La neige tombe. Elle s’attache aux poils qui sont dans l’intérieur des oreilles de nos chevaux et les emplit. Ils ont l’air d’avoir du coton dans les oreilles. L’Hélicon est sur notre droite. Nous entr’apercevons ses sommets blancs dans les interstices des nuages et du crépuscule.

Sur une éminence où l’œil est amené par une pente blanche et très douce, enfoui dans la neige comme un village de Russie avec ses toits bas, Kokla. Nous n’entendons plus nos chevaux marcher, tant la neige assourdit leurs pas. Nous allons nous perdre pour passer le Cithéron. Giorgi demande un guide. Personne ne veut venir.

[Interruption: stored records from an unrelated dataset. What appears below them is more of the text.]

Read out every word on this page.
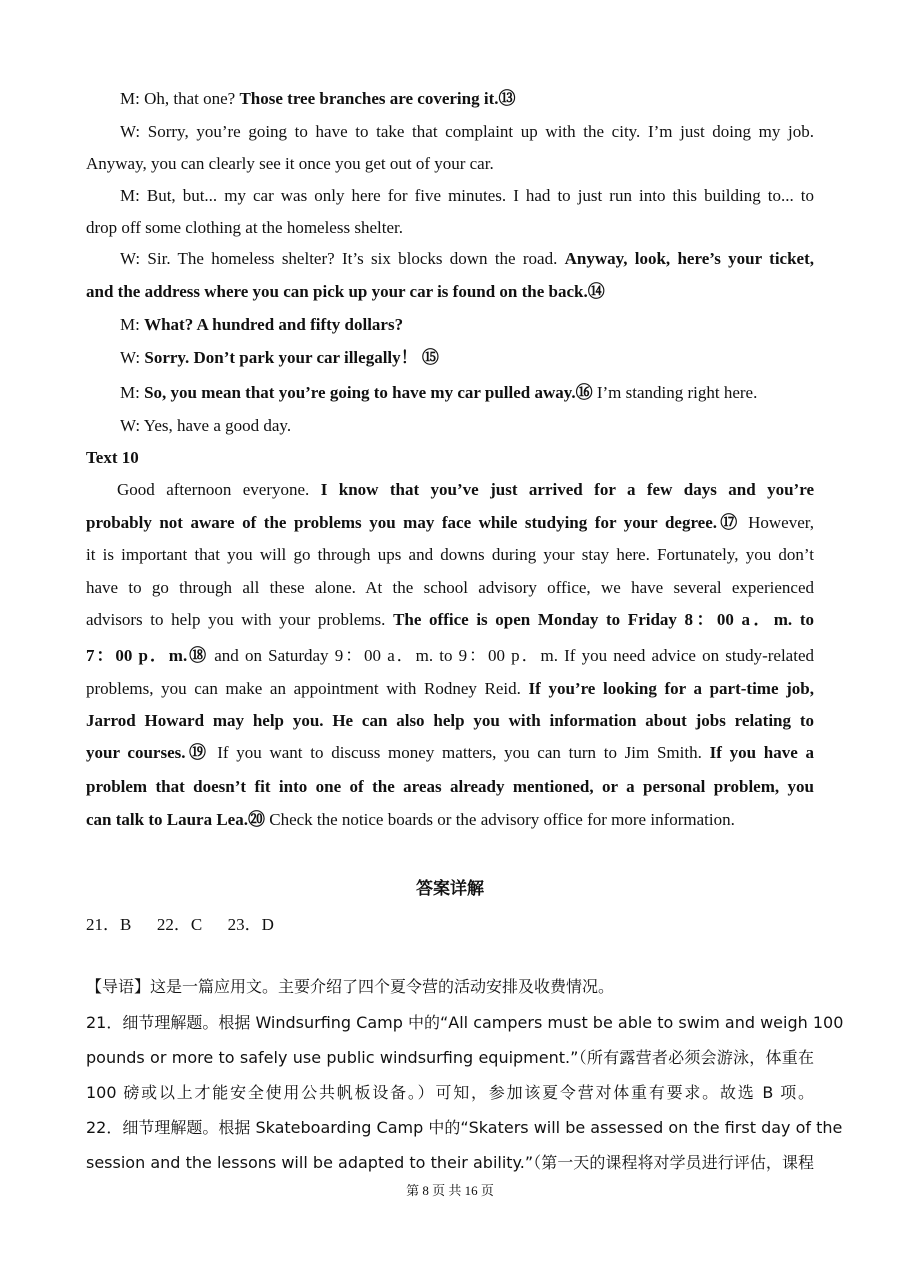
M: Oh, that one? Those tree branches are covering it.⑬
W: Sorry, you’re going to have to take that complaint up with the city. I’m just doing my job.
Anyway, you can clearly see it once you get out of your car.
M: But, but... my car was only here for five minutes. I had to just run into this building to... to
drop off some clothing at the homeless shelter.
W: Sir. The homeless shelter? It’s six blocks down the road. Anyway, look, here’s your ticket,
and the address where you can pick up your car is found on the back.⑭
M: What? A hundred and fifty dollars?
W: Sorry. Don’t park your car illegally！ ⑮
M: So, you mean that you’re going to have my car pulled away.⑯ I’m standing right here.
W: Yes, have a good day.
Text 10
Good afternoon everyone. I know that you’ve just arrived for a few days and you’re
probably not aware of the problems you may face while studying for your degree.⑰ However,
it is important that you will go through ups and downs during your stay here. Fortunately, you don’t
have to go through all these alone. At the school advisory office, we have several experienced
advisors to help you with your problems. The office is open Monday to Friday 8：00 a．m. to
7：00 p．m.⑱ and on Saturday 9：00 a．m. to 9：00 p．m. If you need advice on study-related
problems, you can make an appointment with Rodney Reid. If you’re looking for a part-time job,
Jarrod Howard may help you. He can also help you with information about jobs relating to
your courses.⑲ If you want to discuss money matters, you can turn to Jim Smith. If you have a
problem that doesn’t fit into one of the areas already mentioned, or a personal problem, you
can talk to Laura Lea.⑳ Check the notice boards or the advisory office for more information.
答案详解
21．B      22．C      23．D
【导语】这是一篇应用文。主要介绍了四个夏令营的活动安排及收费情况。
21．细节理解题。根据 Windsurfing Camp 中的“All campers must be able to swim and weigh 100
pounds or more to safely use public windsurfing equipment.”（所有露营者必须会游泳，体重在
100 磅或以上才能安全使用公共帆板设备。）可知，参加该夏令营对体重有要求。故选 B 项。
22．细节理解题。根据 Skateboarding Camp 中的“Skaters will be assessed on the first day of the
session and the lessons will be adapted to their ability.”（第一天的课程将对学员进行评估，课程
第 8 页 共 16 页
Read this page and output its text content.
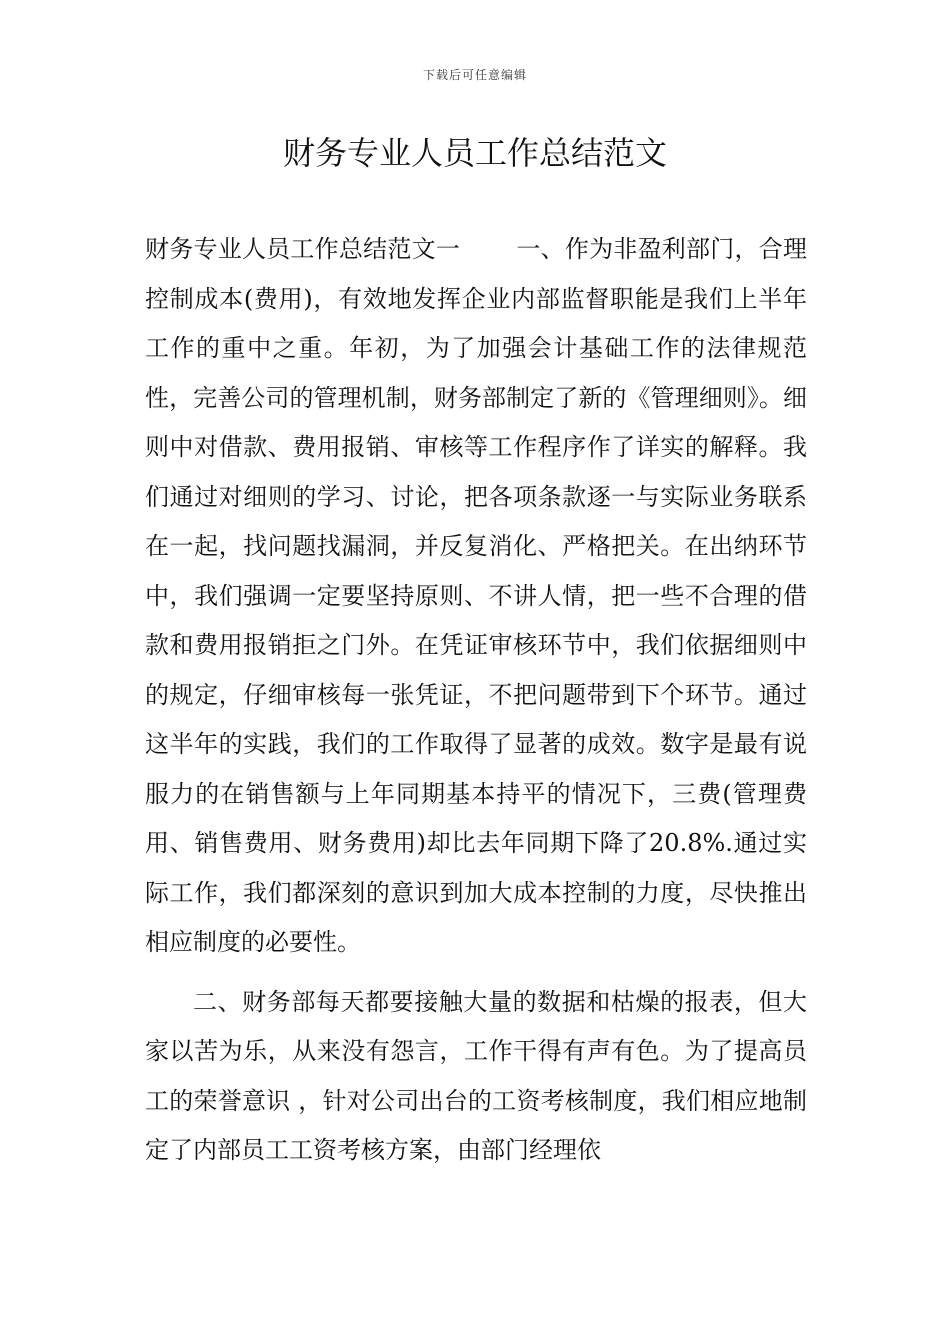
下载后可任意编辑
财务专业人员工作总结范文

财务专业人员工作总结范文一　　 一、作为非盈利部门，合理控制成本(费用)，有效地发挥企业内部监督职能是我们上半年工作的重中之重。年初，为了加强会计基础工作的法律规范性，完善公司的管理机制，财务部制定了新的《管理细则》。细则中对借款、费用报销、审核等工作程序作了详实的解释。我们通过对细则的学习、讨论，把各项条款逐一与实际业务联系在一起，找问题找漏洞，并反复消化、严格把关。在出纳环节中，我们强调一定要坚持原则、不讲人情，把一些不合理的借款和费用报销拒之门外。在凭证审核环节中，我们依据细则中的规定，仔细审核每一张凭证，不把问题带到下个环节。通过这半年的实践，我们的工作取得了显著的成效。数字是最有说服力的在销售额与上年同期基本持平的情况下，三费(管理费用、销售费用、财务费用)却比去年同期下降了20.8%.通过实际工作，我们都深刻的意识到加大成本控制的力度，尽快推出相应制度的必要性。

二、财务部每天都要接触大量的数据和枯燥的报表，但大家以苦为乐，从来没有怨言，工作干得有声有色。为了提高员工的荣誉意识 ，针对公司出台的工资考核制度，我们相应地制定了内部员工工资考核方案，由部门经理依
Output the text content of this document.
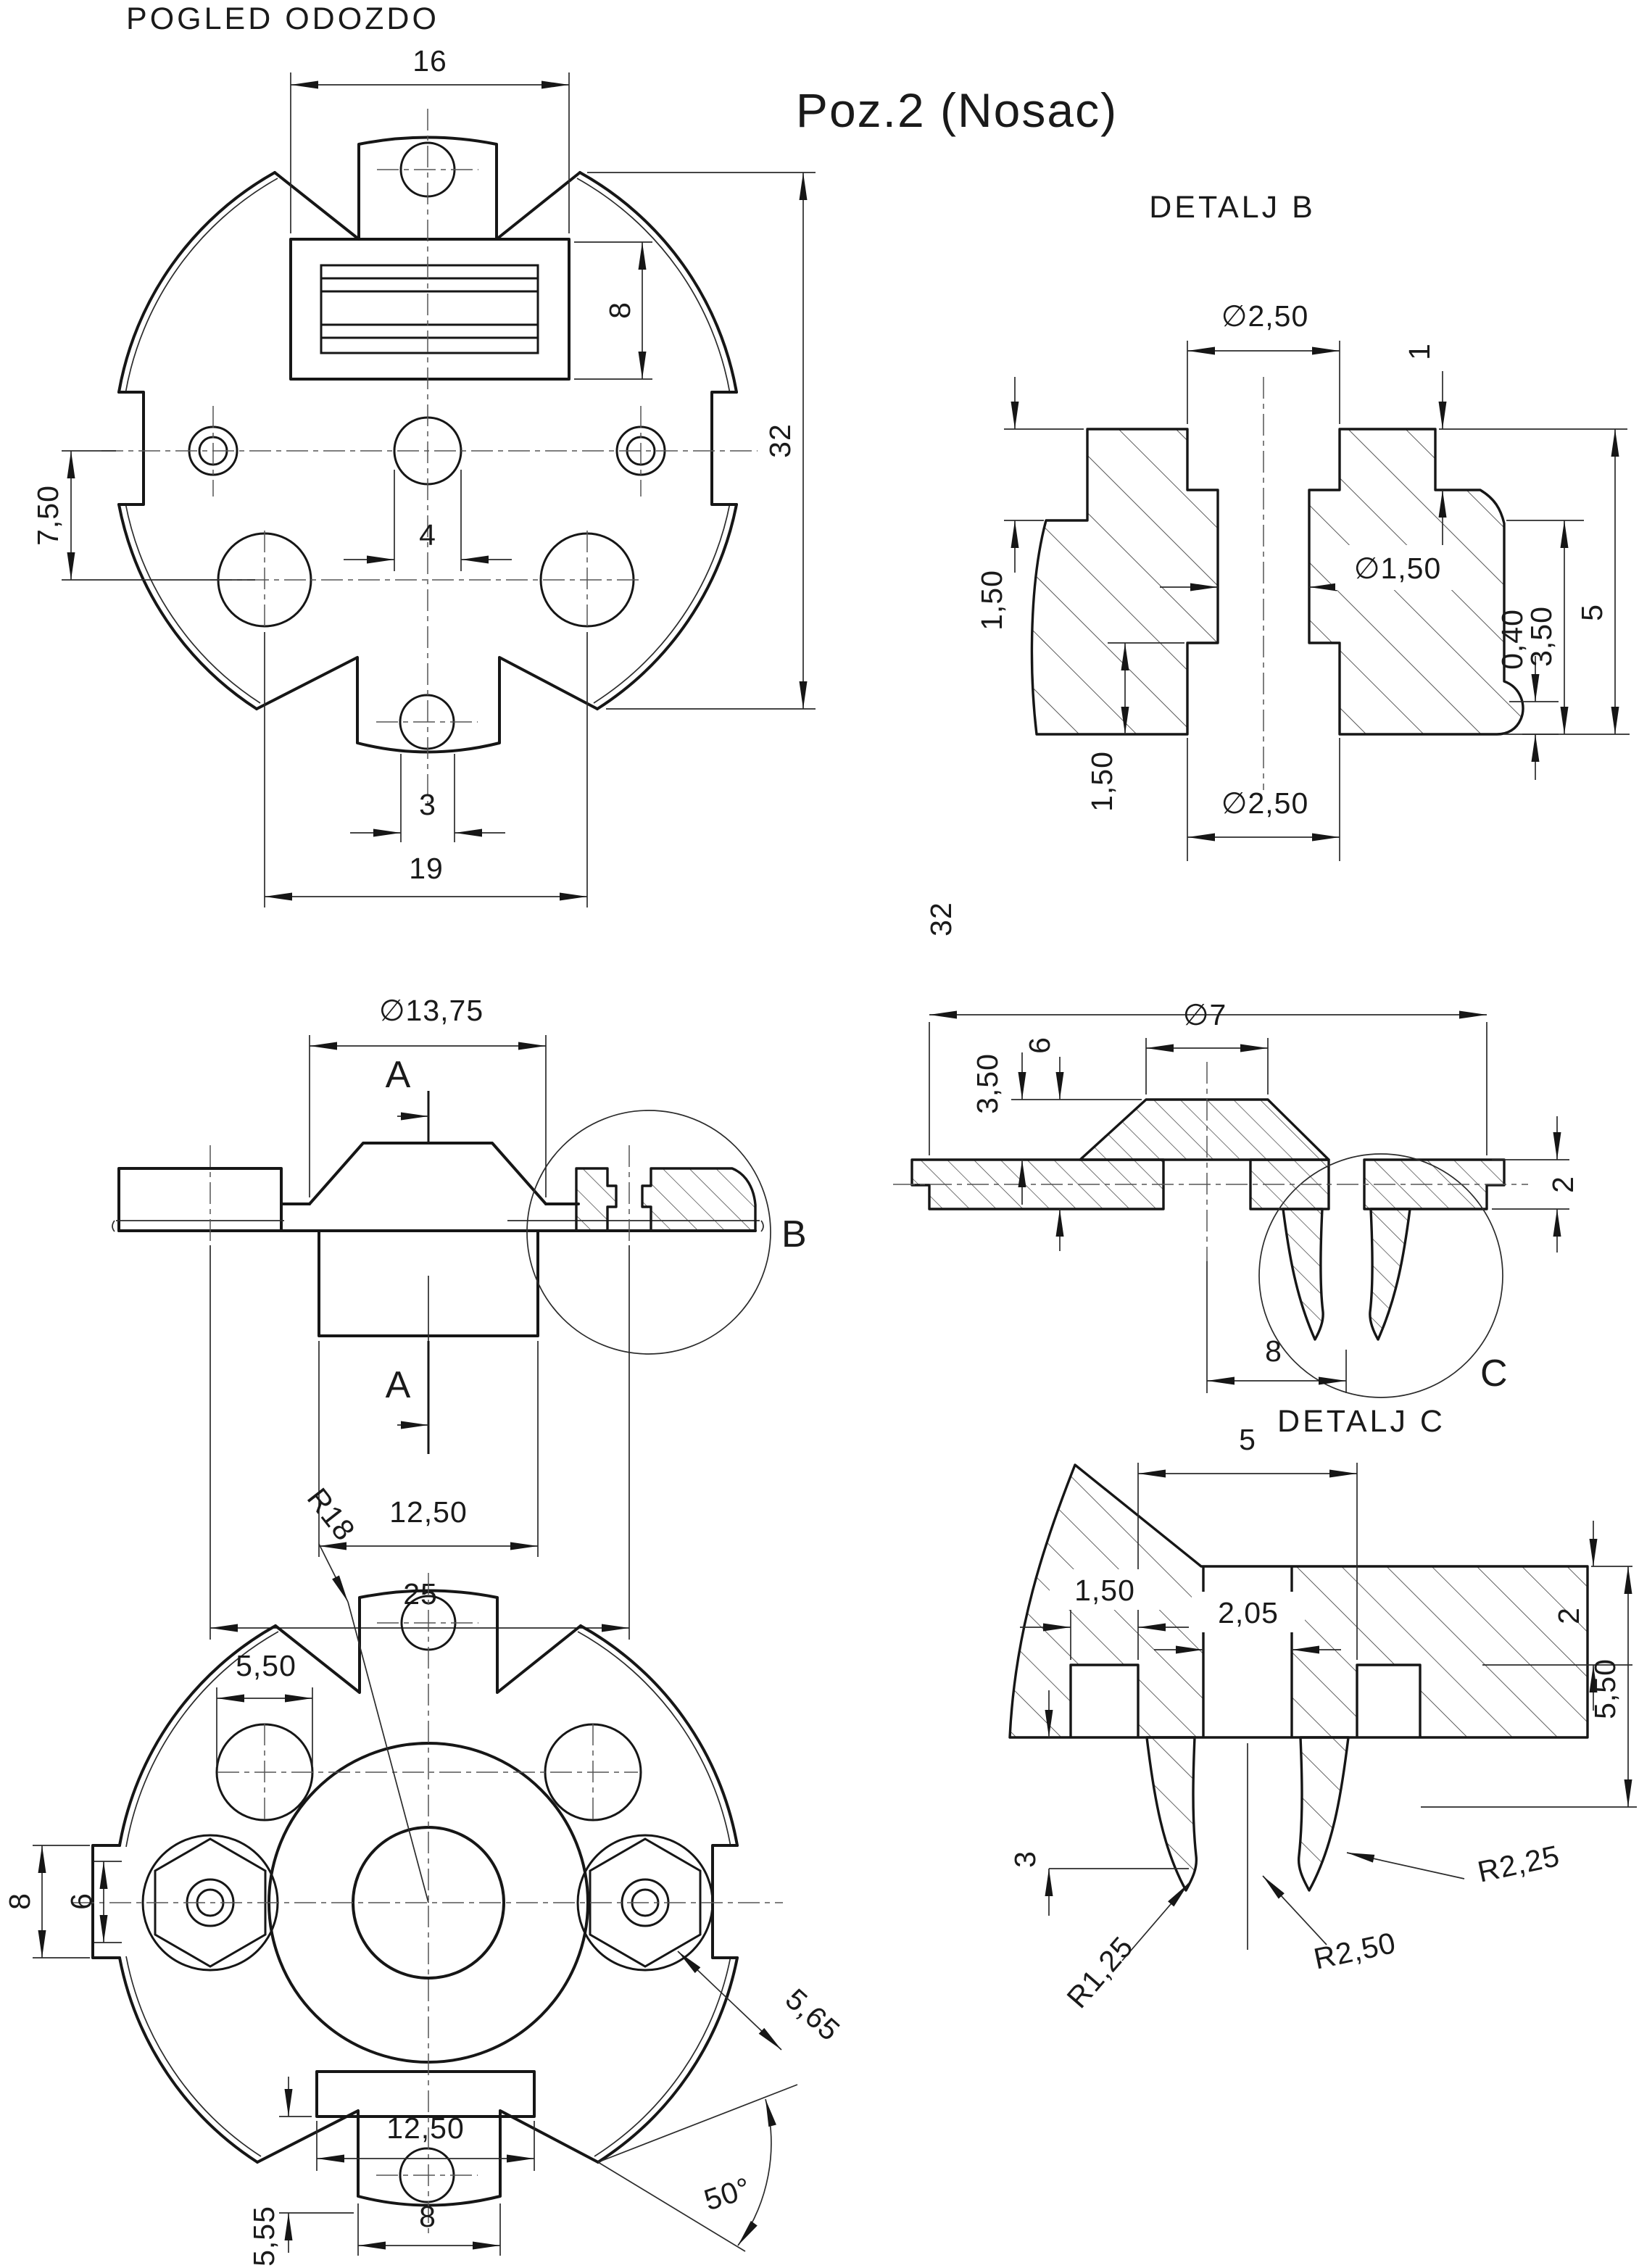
POGLED ODOZDO
Poz.2 (Nosac)
DETALJ B
DETALJ C
16
8
32
7,50	4
3
19
∅2,50
1
1,50
∅1,50
1,50	∅2,50
0,40
3,50 5
B
A
A
∅13,75
12,50
25
C
32
∅7
6
3,50
2
8
R18
5,50
8 6
5,65
12,50
5,55	8	50°
5
1,50
2,05	2
5,50
3
R1,25	R2,50
R2,25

Nous continuons. Ma gourde d’eau-de-vie que j’avais précieusement gardée pendant tout le voyage me devient utile. Le froid de ma culotte de peau me remonte le long du dos dans l’épine dorsale. S’il fallait me servir de mes mains, j’en serais incapable. Le moral est de plus en plus triomphant. Mes yeux se sont habitués à la neige qui ressouffle de plus belle. Maxime en est ébloui. Nous allons par la pente du Cithéron et nous rapprochons le plus que nous pouvons de sa base afin de trouver la route. Nous passons un torrent que nous laissons à droite et nous nous élevons rapidement. Des pierres, sous la neige, font trébucher nos chevaux. Nous sommes complètement perdus, le gendarme et Giorgi n’en sachant pas plus que nous sur la route. Pour continuer jusqu’à Casa, il faudrait savoir le chemin. Quant à nous en retourner à Kokla, ce que nous allons pourtant essayer de faire, il est probable que nous allons nous perdre encore.

Nous entendons aboyer un chien. J’ordonne au gendarme de tirer des coups de fusil. Il arme son pistolet qui rate. Enfin il parvient à tirer un coup. Le chien aboie dans le lointain.

Décidément, j’ai froid. Ça commence à me prendre.